O Brasil conquistou ontem mais duas medalhas na Paraolimpíada de Sydney. A equipe do revezamento 4 x 50 metros livre da natação fez o segundo melhor tempo nas finais e levou a prata. Anderson Santos ganhou bronze em uma prova disputadíssima no lançamento de disco. Com as conquistas de ontem, o número de medalhas do Brasil subiu para nove – três de ouro, quatro de prata e duas de bronze. O País ocupa a 27ª colocação no quadro de medalhas.
A medalha de bronze conseguida pelo carioca Anderson Santos foi muito comemorada. A prova foi uma das mais difíceis e o ouro ficou para Robert Thyra (Polônia) com 44,63m, prata para Tarek Hussein (Egito) com 44,01m e bronze para Anderson com 42,97m. Todos os três resultados foram novos recordes mundiais o que dá bem a dimensão da alta qualidade técnica registrada na prova.
‘‘Estou muito feliz com a medalha, mas quero deixar claro que a conquista não é minha, nem do Comitê Paraolímpico e sim dos 10% dos brasileiros que são portadores de alguma deficiência’’, afirmou o atleta, que fez questão de homenagear seu pai, Carli Santos, que sofreu dois derrames há pouco tempo. ‘‘Esta medalha vai para ele, que me ensinou muito e sempre me incentivou.’’
Segundo Anderson, o que lhe trouxe até Sydney não foi o dinheiro dos patrocínios e sim a garra e a vontade de representar um país que não cuida de seus deficientes. ‘‘Espero que estes resultados possam se traduzir em políticas públicas sérias que ajudem o deficiente a ter o mínimo de direitos que a Constituição determina’’, disse o atleta. ‘‘Não é mais admissível que pelo menos 10% da população brasileira portadora de alguma deficiência fique enclausurada em suas casas sem o direito de ir e vir por causa de barreiras arquitetônicas existentes em todas as cidades.’’
Prata na natação – O revezamento 4 x 50 metros livre do Brasil conquistou a medalha de prata ontem no Sydney International Aquatic Center. O primeiro nadador a cair na piscina foi Joon Sok Seo, que ficou entre os últimos colocados. Seo foi seguido por Clodoaldo Silva, que estava na quarta colocação, quase caindo para quinto. Foi quando tudo começou a mudar favoravelmente para o quarteto brasileiro. O menino prodígio da natação, Luis Silva, entrou na água e teve grande performance, ganhando duas posições e ainda deixando boa vantagem para Adriano Gomes Galvão, que fechou o revezamento em segundo.
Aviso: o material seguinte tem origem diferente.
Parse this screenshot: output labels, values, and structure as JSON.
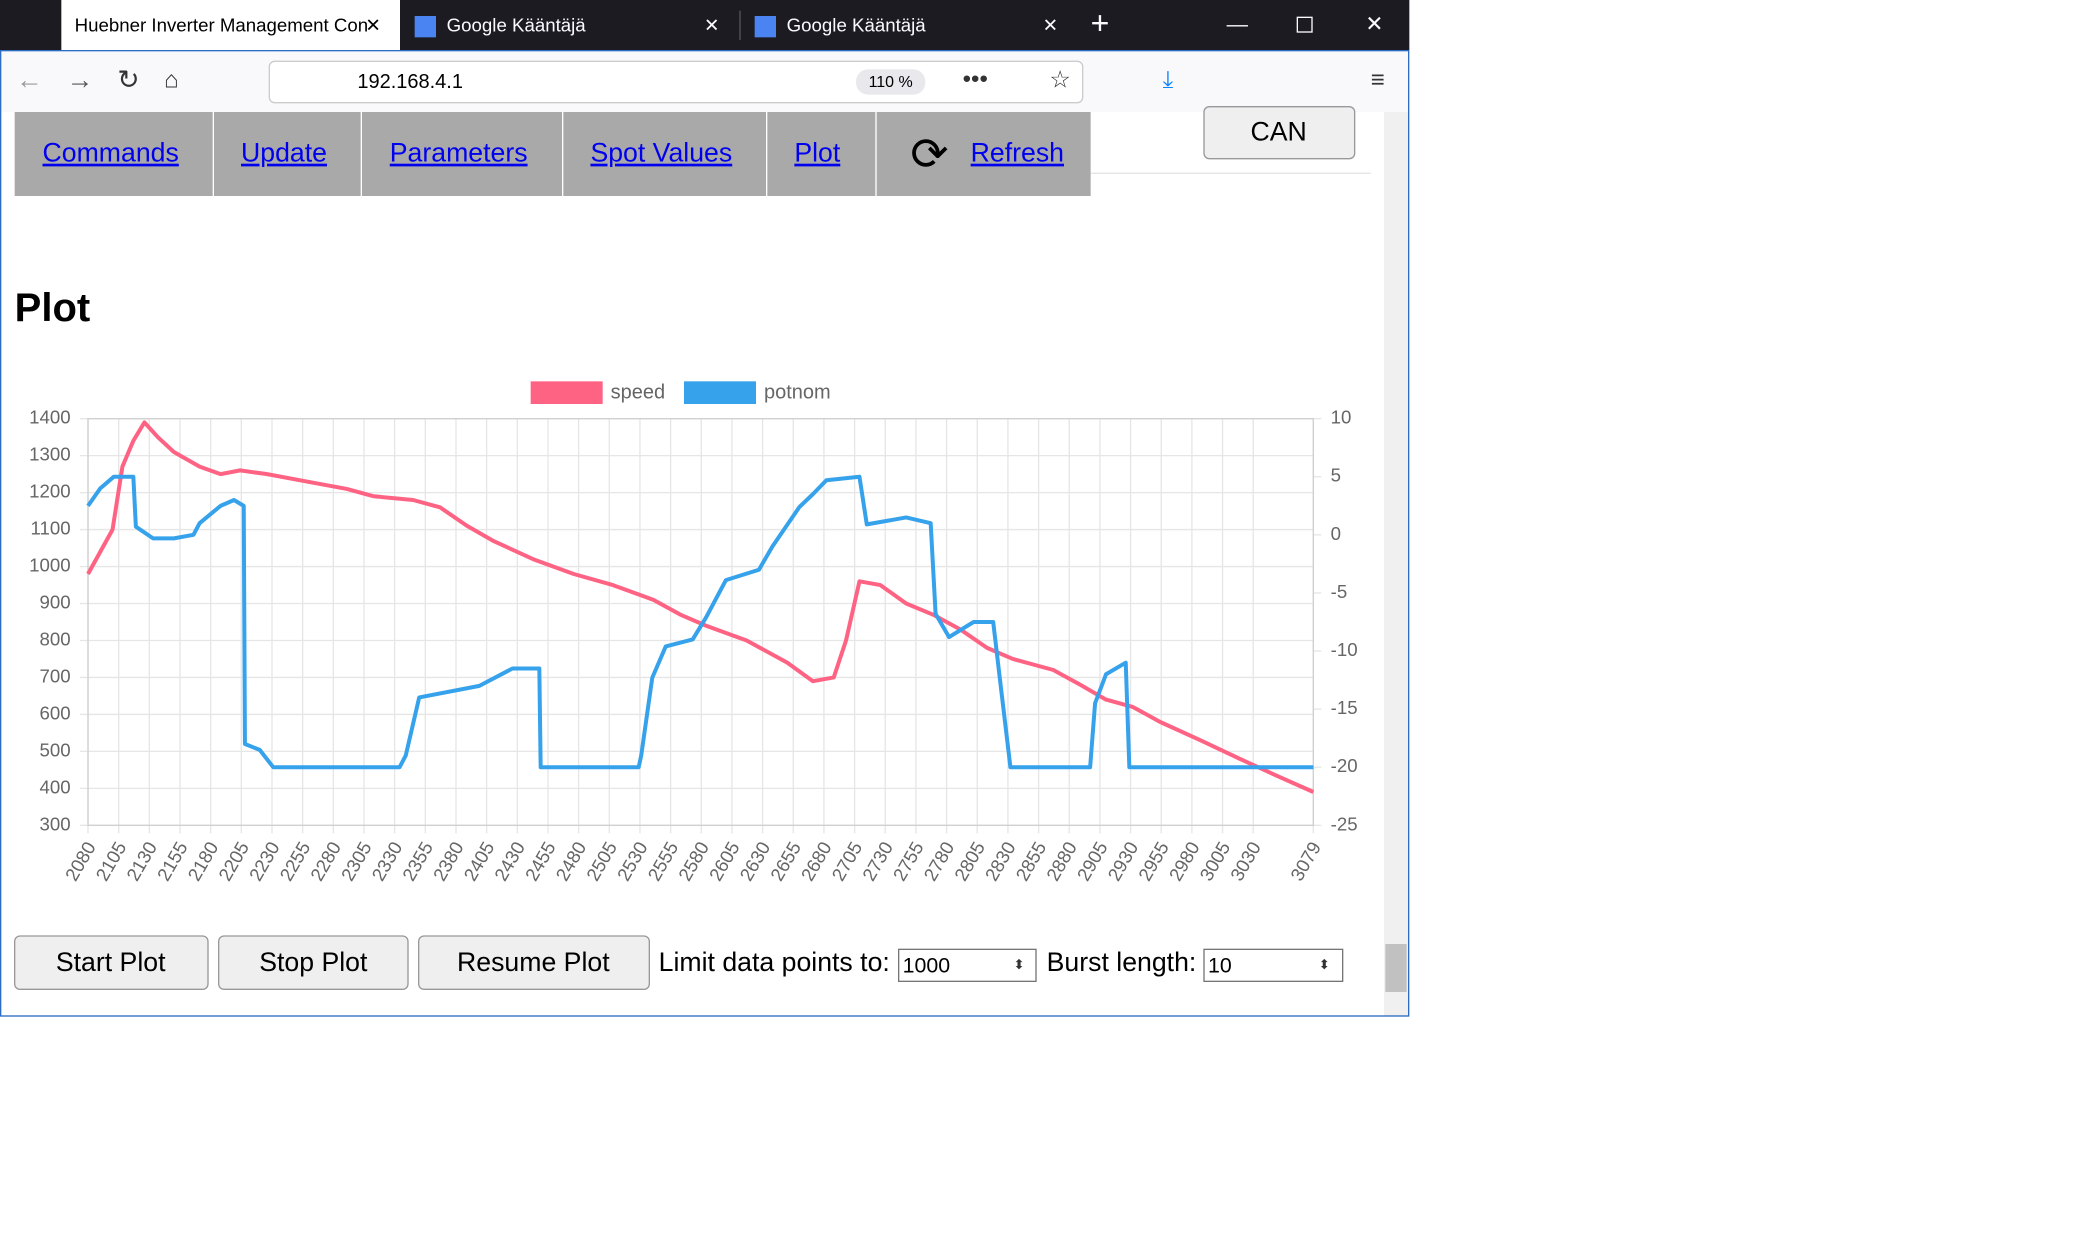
{
  "browser": {
    "tabs": [
      "Huebner Inverter Management Con",
      "Google Kääntäjä",
      "Google Kääntäjä"
    ],
    "url": "192.168.4.1",
    "zoom": "110 %"
  },
  "nav": {
    "links": [
      "Commands",
      "Update",
      "Parameters",
      "Spot Values",
      "Plot",
      "Refresh"
    ],
    "can_button": "CAN"
  },
  "heading": "Plot",
  "chart_data": {
    "type": "line",
    "xlim": [
      2080,
      3079
    ],
    "xticks": [
      2080,
      2105,
      2130,
      2155,
      2180,
      2205,
      2230,
      2255,
      2280,
      2305,
      2330,
      2355,
      2380,
      2405,
      2430,
      2455,
      2480,
      2505,
      2530,
      2555,
      2580,
      2605,
      2630,
      2655,
      2680,
      2705,
      2730,
      2755,
      2780,
      2805,
      2830,
      2855,
      2880,
      2905,
      2930,
      2955,
      2980,
      3005,
      3030,
      3079
    ],
    "ylim": [
      300,
      1400
    ],
    "yticks": [
      300,
      400,
      500,
      600,
      700,
      800,
      900,
      1000,
      1100,
      1200,
      1300,
      1400
    ],
    "y2lim": [
      -25,
      10
    ],
    "y2ticks": [
      -25,
      -20,
      -15,
      -10,
      -5,
      0,
      5,
      10
    ],
    "grid": true,
    "legend": "top",
    "series": [
      {
        "name": "speed",
        "color": "#ff6384",
        "x": [
          2080,
          2100,
          2108,
          2117,
          2126,
          2137,
          2150,
          2171,
          2188,
          2204,
          2226,
          2258,
          2291,
          2313,
          2345,
          2367,
          2389,
          2410,
          2443,
          2476,
          2508,
          2541,
          2563,
          2584,
          2617,
          2650,
          2671,
          2688,
          2698,
          2709,
          2726,
          2747,
          2769,
          2791,
          2813,
          2834,
          2867,
          2889,
          2910,
          2932,
          2954,
          2987,
          3019,
          3052,
          3079
        ],
        "values": [
          980,
          1100,
          1270,
          1340,
          1390,
          1350,
          1310,
          1270,
          1250,
          1260,
          1250,
          1230,
          1210,
          1190,
          1180,
          1160,
          1110,
          1070,
          1020,
          980,
          950,
          910,
          870,
          840,
          800,
          740,
          690,
          700,
          800,
          960,
          950,
          900,
          870,
          830,
          780,
          750,
          720,
          680,
          640,
          620,
          580,
          530,
          480,
          430,
          390
        ]
      },
      {
        "name": "potnom",
        "color": "#36a2eb",
        "axis": "y2",
        "x": [
          2080,
          2090,
          2101,
          2117,
          2119,
          2133,
          2150,
          2166,
          2171,
          2188,
          2199,
          2207,
          2208,
          2220,
          2231,
          2334,
          2339,
          2350,
          2399,
          2426,
          2448,
          2449,
          2529,
          2531,
          2540,
          2551,
          2573,
          2584,
          2600,
          2627,
          2638,
          2660,
          2671,
          2682,
          2709,
          2715,
          2747,
          2767,
          2771,
          2782,
          2802,
          2818,
          2823,
          2832,
          2897,
          2901,
          2910,
          2926,
          2929,
          3079
        ],
        "values": [
          2.5,
          4,
          5,
          5,
          0.7,
          -0.3,
          -0.3,
          0,
          1,
          2.5,
          3,
          2.5,
          -18,
          -18.5,
          -20,
          -20,
          -19,
          -14,
          -13,
          -11.5,
          -11.5,
          -20,
          -20,
          -19,
          -12.3,
          -9.6,
          -9,
          -7.1,
          -3.9,
          -3,
          -1,
          2.4,
          3.5,
          4.7,
          5,
          0.9,
          1.5,
          1,
          -6.8,
          -8.8,
          -7.5,
          -7.5,
          -12,
          -20,
          -20,
          -14.5,
          -12,
          -11,
          -20,
          -20
        ]
      }
    ]
  },
  "controls": {
    "buttons": [
      "Start Plot",
      "Stop Plot",
      "Resume Plot"
    ],
    "limit_label": "Limit data points to:",
    "limit_value": "1000",
    "burst_label": "Burst length:",
    "burst_value": "10"
  }
}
‘‘Foi uma estratégia suicida’’, disse o técnico da equipe, José Rozélio Vilar. ‘‘Coloquei dois atletas mais lentos nadando os 100 primeiros metros e os atletas mais rápidos para completar a prova; acabou dando certo’’, explicou, dizendo que a estratégia era a de não chamar a atenção de sua equipe no começo da prova.
Luís Lima disse que percebeu que o Brasil conseguiria a medalha nos seus últimos 50 metros. ‘‘Quando percebi que tinha deixado dois competidores para trás, achei que ganharíamos a medalha’’, disse. ‘‘Mais uma vez provamos que somos melhores do que eles pensavam’’, acrescentou, referindo-se à punição que recebeu, tendo que subir um grau de dificuldade em sua categoria.
Foi a primeira medalha em equipe do Brasil nas Paraolimpíadas 2000. A prata no revezamento 4x50m livre foi resultado do esforço coletivo de Joon Sok Soe (S6), Clodoaldo da Silva (S4), Adriano Gomes da Lima (S2) e Luís Silva (S6). Eles fecharam os 200m da prova em segundo lugar com o tempo de 2m39s82, atrás da Espanha, nova recordista mundial (2m24s42).